As you move forward in your career, you can’t help but notice the importance of mentorship. Finding the right mentorship is key to a successful career. Oftentimes, you will have multiple mentors, not just one. Having a good mentor can certainly enhance your success.
Mentorship is needed at all stages of your professional growth. When you are a medical student, you are looking for mentors who help you decide what kind of doctor you want to be. You look for the personalities, career options and lifestyle that you best adhere to. When you are a resident or fellow, you are looking for mentors who help fine-tune your career world view. You have chosen your career path, now how can you make the most of it. It’s not just choosing the profession. Now you need to decide where you will work. What environment? What do you want in a job? How do you make that happen? As a junior faculty, you are carving out your career niche. How do you build and solidify your reputation? Both at your institution and within the surgical community. Mentors help in all these levels.
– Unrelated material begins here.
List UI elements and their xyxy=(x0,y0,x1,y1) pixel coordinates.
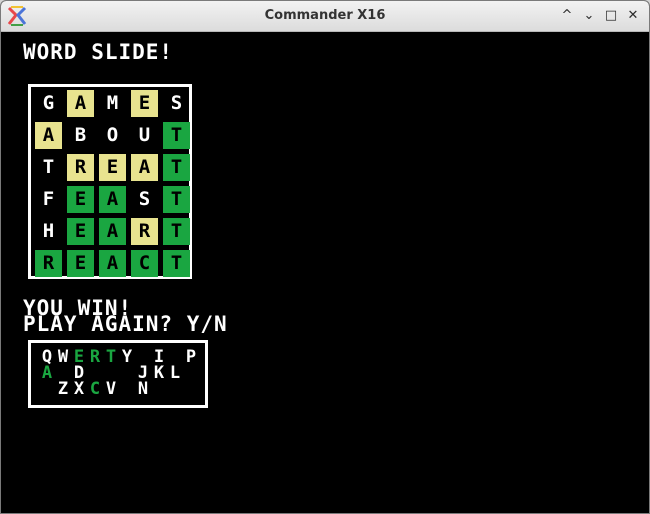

Mentorship comes at all different levels. Mentorship can be from peers who are working through similar challenges and are at a similar level of development. You will also find mentors in those a few years ahead of you (senior residents, junior faculty, etc.). These mentors have recently experienced your challenges. They remember the process (residency applications, job applications, your first research grant). There are also classic senior mentors. They have been through it all and can see things from a different perspective. They have connections with faculty and surgeons from all over. They are great for more national and global connections. Also, if they have been at your institution for a while, they will have a solid reputation.
Mentorship is important in multiple domains. Clinical mentorship can help you work through complex, challenging clinical scenarios. Sometimes, it’s nice to have someone to discuss a case with. It’s also nice to know that you have support, especially in your early years, with technically difficult cases. Research mentors can help you start up your research career, developing good questions and hypotheses, and write research grants. Career mentorship helps you look forward, to the future and guide your pathway to become the surgeon and professional that you want to be.
There is a practical side to mentorship. Mentors are letter-writers. Mentors will write letters for research grants, job applications, and when you go up for promotion. However, be forewarned that you will write the letter. The mentor will (hopefully) review what you have written before signing it. In addition to your mentors, you will need to routinely get letters from your department chair and senior faculty. So take time to cultivate these senior faculty members.
What makes a good mentor and how do you find good mentors? Some of this comes naturally. There are certain people that you encounter and mesh with quite naturally. Other times, you must more aggressively seek out mentorship. Reach out and contact people, physicians – surgeons with similar interests. It’s a great way to find out if they are the mentor for you. If they don’t respond (or respond poorly), it’s a sign that this may not be the mentor you are looking for. If you meet up and there‘s a connection, then great!
Finally, when all is said and done, it is not enough to know what you look for in a mentor. You also need to know how to be a good mentor. Reflect on the good and bad experiences you’ve had with your mentors. Aim to model the good behaviors and minimize the bad. Sometimes just taking the time to listen and respond can make all the difference.